Yip J, Facchini F S, Reaven G M
Department of Medicine, Stanford University School of Medicine, California, USA.
J Clin Endocrinol Metab. 1998 Aug;83(8):2773-6. doi: 10.1210/jcem.83.8.5005.
Resistance to insulin-mediated glucose disposal has been postulated to predispose individuals to a cluster of associated abnormalities (Syndrome X) known to increase risk of cardiovascular disease (CVD). Although several abnormalities subsumed under the rubric of Syndrome X have been shown to predict CVD, there has been no prospective study evaluating the power of insulin resistance, the putative fundamental defect in the syndrome, in this context. Therefore, this study was initiated to evaluate the hypothesis that resistance to insulin-mediated glucose disposal would predict the development of CVD in healthy volunteers. To accomplish this goal, 147 normal, healthy, nonobese, volunteers were evaluated [4.7 +/- 0.1 yr (mean +/- SEM)] after baseline measurements of steady state plasma glucose concentration (an estimate of insulin-mediated glucose disposal), as well as other CVD risk factors. Clinical end points developed in 13 subjects during the follow-up period; hypertension in 5, coronary artery disease in 4, cerebrovascular accident in 3, and peripheral vascular disease in 1. There was a significant univariate relationship between SSPG and CVD (P < 0.002), with the majority of the events taking place in the tertile of subjects with the highest SSPG concentration, i.e. the greatest degree of insulin resistance. In contrast, no CVD events were observed in the tertile with the lowest SSPG concentrations; the most insulin sensitive. SSPG was also related significantly to diastolic blood pressure, triglyceride, and low-density lipoprotein and high-density lipoprotein cholesterol concentrations, and the glucose and insulin responses to oral glucose. All of these relationships were independent of age, gender, body mass index, estimates of physical activity, and smoking history. When SSPG was paired with each of the other variables in a series of multiple regression models, only SSPG, or insulin response, were independent predictors of CVD events. In conclusion, approximately one of every five healthy, nonobese subjects in the most insulin-resistant tertile, followed for approximately 5 yr, had a serious clinical event. These data highlight the importance of insulin resistance as a predictor of CVD.

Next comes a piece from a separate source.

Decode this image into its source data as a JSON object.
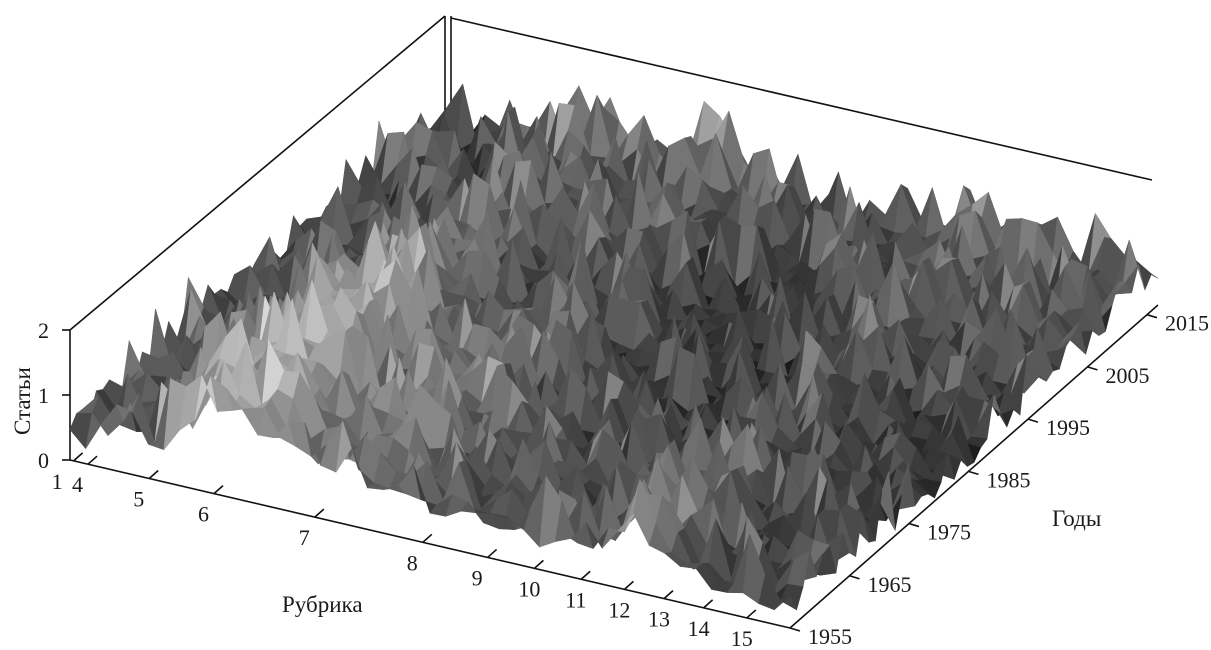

胰岛素介导的葡萄糖代谢抵抗被认为会使个体易患一系列相关异常情况(X综合征),已知这些异常会增加心血管疾病(CVD)的风险。尽管X综合征所包含的几种异常情况已被证明可预测CVD,但在此背景下,尚无前瞻性研究评估胰岛素抵抗(该综合征假定的根本缺陷)的预测能力。因此,开展本研究以评估胰岛素介导的葡萄糖代谢抵抗会预测健康志愿者发生CVD这一假设。为实现这一目标,在对稳态血浆葡萄糖浓度(胰岛素介导的葡萄糖代谢的一种估计)以及其他CVD危险因素进行基线测量后,对147名正常、健康、非肥胖志愿者[4.7±0.1岁(均值±标准误)]进行了评估。在随访期间,13名受试者出现了临床终点事件;5人患高血压,4人患冠状动脉疾病,3人发生脑血管意外,1人患外周血管疾病。稳态血浆葡萄糖(SSPG)与CVD之间存在显著的单变量关系(P<0.002),大多数事件发生在SSPG浓度最高的三分位数受试者中,即胰岛素抵抗程度最高者。相比之下,在SSPG浓度最低的三分位数受试者中未观察到CVD事件;这些受试者胰岛素敏感性最高。SSPG还与舒张压、甘油三酯、低密度脂蛋白和高密度脂蛋白胆固醇浓度以及口服葡萄糖后的葡萄糖和胰岛素反应显著相关。所有这些关系均独立于年龄、性别、体重指数、身体活动估计值和吸烟史。当在一系列多元回归模型中将SSPG与其他每个变量配对时,只有SSPG或胰岛素反应是CVD事件的独立预测因素。总之,在胰岛素抵抗程度最高的三分位数中,约每五名健康、非肥胖受试者中就有一人在随访约5年后发生了严重临床事件。这些数据突出了胰岛素抵抗作为CVD预测因素的重要性。